The construction of the new terminal will be a carefully phased process as it directly replaces the current one. “Tentative plans call for a phased construction approach with the staging and bus storage facility to occur first, so that it can serve as a temporary terminal while the existing terminal is being demolished and rebuilt,” the Port Authority explained. “The decking over of sections of Dyer Avenue would occur early in the phased construction also providing temporary bus staging locations while the main bus terminal is completely rebuilt. Once completed, the decked over areas of Dyer Avenue would become important public green space that reknits the local community.”

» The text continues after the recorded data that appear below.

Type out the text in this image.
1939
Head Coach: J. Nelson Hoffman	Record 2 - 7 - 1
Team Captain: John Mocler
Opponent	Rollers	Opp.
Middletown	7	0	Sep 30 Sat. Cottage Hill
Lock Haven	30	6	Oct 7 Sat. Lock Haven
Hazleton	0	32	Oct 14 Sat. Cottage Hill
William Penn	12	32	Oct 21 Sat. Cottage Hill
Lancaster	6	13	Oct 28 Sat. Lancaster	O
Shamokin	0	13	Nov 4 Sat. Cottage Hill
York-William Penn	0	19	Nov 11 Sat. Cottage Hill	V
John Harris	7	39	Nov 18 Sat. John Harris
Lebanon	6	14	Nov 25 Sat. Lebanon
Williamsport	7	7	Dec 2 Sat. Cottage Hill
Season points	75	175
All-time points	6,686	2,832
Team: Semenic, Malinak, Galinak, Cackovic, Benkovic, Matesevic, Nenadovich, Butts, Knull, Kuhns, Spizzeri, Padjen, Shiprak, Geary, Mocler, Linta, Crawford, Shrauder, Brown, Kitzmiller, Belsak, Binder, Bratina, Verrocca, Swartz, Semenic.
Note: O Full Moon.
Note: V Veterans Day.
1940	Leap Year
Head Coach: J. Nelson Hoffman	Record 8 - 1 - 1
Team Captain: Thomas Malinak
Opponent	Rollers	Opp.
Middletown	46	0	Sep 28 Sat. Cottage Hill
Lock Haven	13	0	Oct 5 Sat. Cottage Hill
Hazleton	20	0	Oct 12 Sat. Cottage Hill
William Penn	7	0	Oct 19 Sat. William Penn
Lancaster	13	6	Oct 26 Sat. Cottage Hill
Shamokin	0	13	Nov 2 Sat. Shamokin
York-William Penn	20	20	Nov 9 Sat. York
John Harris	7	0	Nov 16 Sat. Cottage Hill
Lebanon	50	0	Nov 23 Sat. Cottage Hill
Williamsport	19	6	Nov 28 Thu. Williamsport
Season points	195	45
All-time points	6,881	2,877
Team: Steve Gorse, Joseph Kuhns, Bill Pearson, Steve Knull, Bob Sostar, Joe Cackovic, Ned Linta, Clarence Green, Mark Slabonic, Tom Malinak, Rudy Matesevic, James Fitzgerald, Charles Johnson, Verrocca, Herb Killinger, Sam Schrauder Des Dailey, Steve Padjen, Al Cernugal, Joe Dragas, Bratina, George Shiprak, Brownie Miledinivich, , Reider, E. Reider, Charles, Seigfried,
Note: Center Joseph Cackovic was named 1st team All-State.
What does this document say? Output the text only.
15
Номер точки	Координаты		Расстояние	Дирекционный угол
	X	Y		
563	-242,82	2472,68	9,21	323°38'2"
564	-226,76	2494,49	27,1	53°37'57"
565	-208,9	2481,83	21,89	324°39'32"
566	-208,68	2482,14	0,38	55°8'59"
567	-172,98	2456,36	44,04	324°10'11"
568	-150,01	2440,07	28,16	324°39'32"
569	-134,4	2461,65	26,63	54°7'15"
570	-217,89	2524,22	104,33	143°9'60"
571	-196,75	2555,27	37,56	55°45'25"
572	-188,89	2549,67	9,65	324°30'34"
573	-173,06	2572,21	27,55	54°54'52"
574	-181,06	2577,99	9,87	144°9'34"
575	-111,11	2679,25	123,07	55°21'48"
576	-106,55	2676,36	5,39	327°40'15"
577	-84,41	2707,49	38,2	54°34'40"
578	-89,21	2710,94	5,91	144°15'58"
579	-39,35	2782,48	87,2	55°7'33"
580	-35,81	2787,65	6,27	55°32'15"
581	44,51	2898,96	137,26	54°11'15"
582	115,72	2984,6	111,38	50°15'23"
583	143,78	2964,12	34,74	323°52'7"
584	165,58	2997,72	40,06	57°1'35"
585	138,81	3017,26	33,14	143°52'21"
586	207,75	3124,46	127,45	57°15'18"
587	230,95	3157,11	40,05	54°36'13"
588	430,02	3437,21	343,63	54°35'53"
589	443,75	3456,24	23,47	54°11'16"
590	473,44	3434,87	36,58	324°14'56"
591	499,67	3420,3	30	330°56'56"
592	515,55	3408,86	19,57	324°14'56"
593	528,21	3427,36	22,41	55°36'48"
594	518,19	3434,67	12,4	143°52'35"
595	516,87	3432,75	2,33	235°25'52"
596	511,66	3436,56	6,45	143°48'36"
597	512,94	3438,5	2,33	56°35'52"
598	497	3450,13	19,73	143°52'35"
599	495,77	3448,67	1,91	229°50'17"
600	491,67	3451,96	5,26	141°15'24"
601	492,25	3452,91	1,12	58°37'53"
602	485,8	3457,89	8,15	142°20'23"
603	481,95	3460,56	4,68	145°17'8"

While the new Midtown Bus Terminal would rise on the same site as the existing terminal, the larger redevelopment proposal calls for the construction of a quartet of high-rise towers in the immediate vicinity: One on Eighth Avenue between 41st and 42nd streets; one on Ninth Avenue between 40th and 41st streets; one on 11th Avenue between 39th and 40th streets; and one on 10th Avenue between 39th and 40th streets. The development of these towers on Port Authority–owned property would help to finance the ambitious $10 billion project via the sale of air rights. An estimated $3 billion will come from the Port Authority’s capital budget; the agency is also seeking federal funding.
As for the project’s current status, it is now entering the federal National Environmental Policy Act (NEPA) review stage. As this process moves along, “ongoing planning conversations and public outreach will increase stakeholder engagement,” explained the Port Authority. “The process entails the issuance of a draft environment impact statement (EIS), a public hearing and comment period on that document, and an expected release of a final EIS in summer 2023.”
In other words, there’s still a long way to go before the much-reviled current bus terminal comes down and the new one rises. The Port Authority has said it hopes to open the new facility by 2032. AN will share new developments as they emerge.